Coordinating Direct Mail with Online Channels
I recently wrote about direct mail and the effectiveness of this traditional marketing channel for both communicating with customers and prospecting for new ones. Direct mail alone can be successful and it can be even more powerful when combined with digital marketing channels. Let’s look at these digital options, some you are using currently, and others that are up and coming.
Website Landing Pages
If you plan a direct mail campaign that leads the recipient online, you will most likely need to use landing pages. They are called landing pages because these are pages that a web visitor will arrive at, or land on, from a web address in your promotion. Landing pages have the single objective of moving your web visitor to take your desired action. For example, if you send a mailer promoting portable easels with a call to action to visit a web page, the URL in the mailer should go to a landing page all about portable easels. The page should include a call to action about purchasing, or attending a demo, or whatever action you want the recipient to take.

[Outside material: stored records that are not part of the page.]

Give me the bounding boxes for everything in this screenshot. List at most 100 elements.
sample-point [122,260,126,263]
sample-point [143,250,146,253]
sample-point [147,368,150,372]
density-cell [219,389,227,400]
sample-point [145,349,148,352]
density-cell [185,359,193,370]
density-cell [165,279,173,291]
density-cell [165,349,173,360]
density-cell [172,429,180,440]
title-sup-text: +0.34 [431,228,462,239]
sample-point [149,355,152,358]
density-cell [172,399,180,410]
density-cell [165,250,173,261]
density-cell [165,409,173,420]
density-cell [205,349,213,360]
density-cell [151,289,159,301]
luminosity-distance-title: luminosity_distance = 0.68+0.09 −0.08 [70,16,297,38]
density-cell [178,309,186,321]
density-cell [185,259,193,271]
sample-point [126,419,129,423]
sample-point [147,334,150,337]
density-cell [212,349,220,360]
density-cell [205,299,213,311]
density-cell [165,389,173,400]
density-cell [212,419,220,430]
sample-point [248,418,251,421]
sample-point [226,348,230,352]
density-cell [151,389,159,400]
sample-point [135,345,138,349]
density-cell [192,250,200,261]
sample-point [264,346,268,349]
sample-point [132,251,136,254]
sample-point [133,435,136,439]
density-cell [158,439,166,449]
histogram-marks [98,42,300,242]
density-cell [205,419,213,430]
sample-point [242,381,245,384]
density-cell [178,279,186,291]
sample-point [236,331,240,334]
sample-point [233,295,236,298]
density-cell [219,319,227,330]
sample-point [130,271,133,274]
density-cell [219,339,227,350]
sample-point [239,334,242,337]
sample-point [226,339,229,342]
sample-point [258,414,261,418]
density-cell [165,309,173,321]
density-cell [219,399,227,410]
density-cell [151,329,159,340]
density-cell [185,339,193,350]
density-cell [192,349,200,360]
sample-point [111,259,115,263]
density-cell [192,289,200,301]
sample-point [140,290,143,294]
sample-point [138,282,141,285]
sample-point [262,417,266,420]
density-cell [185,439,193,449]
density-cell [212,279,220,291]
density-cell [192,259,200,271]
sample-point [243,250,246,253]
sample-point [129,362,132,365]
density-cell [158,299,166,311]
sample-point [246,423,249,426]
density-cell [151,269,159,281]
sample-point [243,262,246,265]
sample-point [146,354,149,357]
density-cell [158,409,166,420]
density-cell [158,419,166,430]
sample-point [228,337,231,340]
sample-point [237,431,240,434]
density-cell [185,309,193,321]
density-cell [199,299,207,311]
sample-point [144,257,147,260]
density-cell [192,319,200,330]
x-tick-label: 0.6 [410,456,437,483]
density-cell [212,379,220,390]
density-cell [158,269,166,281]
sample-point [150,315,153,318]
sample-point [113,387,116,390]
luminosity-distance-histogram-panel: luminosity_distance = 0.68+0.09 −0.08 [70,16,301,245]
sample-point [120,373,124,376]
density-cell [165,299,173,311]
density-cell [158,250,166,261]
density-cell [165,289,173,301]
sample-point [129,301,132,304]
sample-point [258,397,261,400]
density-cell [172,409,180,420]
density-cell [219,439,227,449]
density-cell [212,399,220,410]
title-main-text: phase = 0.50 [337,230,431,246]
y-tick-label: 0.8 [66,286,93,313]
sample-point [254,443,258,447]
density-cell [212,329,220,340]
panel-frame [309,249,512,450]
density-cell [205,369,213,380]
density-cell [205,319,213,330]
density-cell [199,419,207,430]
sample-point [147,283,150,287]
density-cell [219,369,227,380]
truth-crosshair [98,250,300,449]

Most businesses are using email marketing with a database of emails and a method for building and broadcasting their emails. If your business is not yet using email marketing, I suggest you look into this channel as a way to communicate with your customers. There are many easy-to-use and affordable email services to choose from including MailChimp and Constant Contact.
You can combine direct mail and email to increase the impact of your message. Mailing a print piece and broadcasting an email with similar graphics and messaging helps increase recognition and response. Think carefully about what info each piece should include and where you will send the recipient of the message for more information, most likely a landing page on your website. To respond to the printed piece, the recipient must go online and enter the website address from the mailer. When responding to an email, it is as simple as clicking on a link in the email.
A URL (Uniform Resource Locator) is essentially a web address and a pURL is a personal URL that will send the recipient to a web page personalized just for them. This custom web page should display their name and include other info that you have for that person such as their title, business name, location, etc.
Your direct mail piece needs to entice your recipient to respond by going to this personalized web page. That web page should continue the offer or message from the mail piece, leading the respondent to take your desired action. Do you want them to make a product purchase or perhaps to provide some additional information about themselves? Whatever it is, your challenge is to provide a compelling offer based upon your knowledge of the recipient.
QR (Quick Response) codes are bar codes that can be scanned by a smartphone or tablet. Once scanned, you are immediately taken to a web page. QR codes have not shown the great popularity many people were expecting when they first came out. This may be because they weren’t used very well. A lot of early QR codes took people to the home page of a company’s website. What a QR code should do is take you to a specific landing page about a topic. For example, I have seen QR codes on outdoor real estate signs that simply take you to the home page of the company’s website, when the QR code should take you directly to a page about that specific property. You don’t want to frustrate the user and stop their engagement, you want to guide them through a positive experience. Also, remember that when someone is using a QR code they are on a mobile device and that means the website they are taken to must be optimized for mobile viewing.
Augmented Reality (AR) is very sophisticated and perhaps too expensive for many businesses at this time. But it is up and coming and may be more affordable as it broadens in scope. AR is now coming into the marketing mix because recent developments have made this technology accessible with a smartphone. Augmented reality involves a real world environment that is augmented by computer generated sensory input that can include sound, video, graphics, or GPS (global positioning system) data. The goal of the AR system is to create an experience where the user cannot tell the difference between the real world and the virtual components that have been added.
Here is a website that has examples of AR in use today, including IKEA’s AR catalog that lets shoppers see how furniture will look in their home. http://www.creativeguerrillamarketing.com/augmented-reality/10-examples-augmented-reality-retail. You can see some very creative uses of the reality/fantasy experience and how effective it can be.
Create a Path
When planning a direct mail campaign that leads recipients online you’ll want to identify all the touchpoints that will be involved and fully understand how each one impacts the others. Your direct mail will lead people to your website, so you must plan out their entire experience, from receiving your mailer to where they will be sent online, and what you want them to do from there.
Your call-to-action will send people online where they should be sent directly to a landing page that continues your message. For example, if you are sending them online to register for an event, then they should be sent to the event sign up page. If your direct mail is promoting a sale on a specific product, they should be sent directly to that product page. They should not be sent to your home page where they will have to figure out how to find that product. At each step that you have created for your recipient, there should be a call-to-action to direct and encourage them to the next step and the final action you want them to take. Every step must have a role in improving your response rate.